Other results can equal a positive drug test
Even if they don’t use the urine test, which is the test required by the DOT, many employers mirror the Department of Transportation’s drug testing policies. If that’s the case, an employee who refuses to take a drug test for any reason may find themselves removed from service—permanently.
If employers use the urine test, there is a chance that a test will return marked diluted. Both of the diluted test results raise a red flag for employers.
- A negative dilute indicates that there were no drugs identified but the sample was diluted.
- A positive dilute indicates that there were drugs identified and that the specimen was diluted.
Employees who use drugs often try to mask drug use long enough to obtain a negative result on a company drug test. Even though a negative dilute doesn’t prove that an employee feared they might test positive and consumed more liquids than normal to try and hide it, it’s a possibility.
Some employers treat a negative dilute as a positive drug test result, but others allow for a second test. However, many —DOT regulated employers included—require an observed test.
If the test pops positive
Employees who fail a drug test usually lose their jobs.
That’s a pretty big wake up call. If the employer offers to help them find treatment, it would be in their best interest to accept it.

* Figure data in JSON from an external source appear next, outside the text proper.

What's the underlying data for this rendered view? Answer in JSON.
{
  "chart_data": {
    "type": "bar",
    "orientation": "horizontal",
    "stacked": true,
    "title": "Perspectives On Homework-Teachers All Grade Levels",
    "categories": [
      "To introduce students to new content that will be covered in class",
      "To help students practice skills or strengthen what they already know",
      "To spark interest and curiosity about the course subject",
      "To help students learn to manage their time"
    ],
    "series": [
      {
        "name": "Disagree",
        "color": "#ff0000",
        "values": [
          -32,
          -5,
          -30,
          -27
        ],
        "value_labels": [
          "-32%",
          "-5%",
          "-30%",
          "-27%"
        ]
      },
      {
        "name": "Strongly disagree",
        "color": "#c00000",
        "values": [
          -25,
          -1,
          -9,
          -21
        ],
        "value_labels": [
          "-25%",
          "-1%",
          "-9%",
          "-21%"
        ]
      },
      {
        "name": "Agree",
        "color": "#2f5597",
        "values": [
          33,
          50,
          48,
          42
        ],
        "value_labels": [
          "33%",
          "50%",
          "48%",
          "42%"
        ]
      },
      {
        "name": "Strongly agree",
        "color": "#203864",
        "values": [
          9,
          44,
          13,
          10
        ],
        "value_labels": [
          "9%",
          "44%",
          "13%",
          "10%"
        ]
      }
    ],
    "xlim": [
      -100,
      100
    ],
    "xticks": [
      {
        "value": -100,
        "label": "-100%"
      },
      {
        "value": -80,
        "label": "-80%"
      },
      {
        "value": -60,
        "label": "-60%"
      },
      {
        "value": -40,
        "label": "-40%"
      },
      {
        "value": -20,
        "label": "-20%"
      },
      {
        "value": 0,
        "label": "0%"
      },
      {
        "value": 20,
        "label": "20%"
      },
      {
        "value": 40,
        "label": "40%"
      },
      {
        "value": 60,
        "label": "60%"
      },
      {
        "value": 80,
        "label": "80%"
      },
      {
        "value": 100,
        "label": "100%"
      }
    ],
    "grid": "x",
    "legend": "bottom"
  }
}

Tens of thousands die from drug overdoses in our country every year. It’s hard to beat drug addiction, but it can be done. Treatment facilities help the abuser understand why they turned to drugs and equip them with tools to combat the urge to use again in the future.
Sadly, statistics show that 50% of all drug addicts were genetically predisposed so odds are the first time they used, they were hooked. The other 50% started using drugs or alcohol as a coping mechanism and the habit raged out of control.
Finding a support team—usually made up of family, friends, and, yes, even an employer—can make the difference between failure and success.
If you know someone suffering from drug addiction, be a part of the cure—cheer them on to success!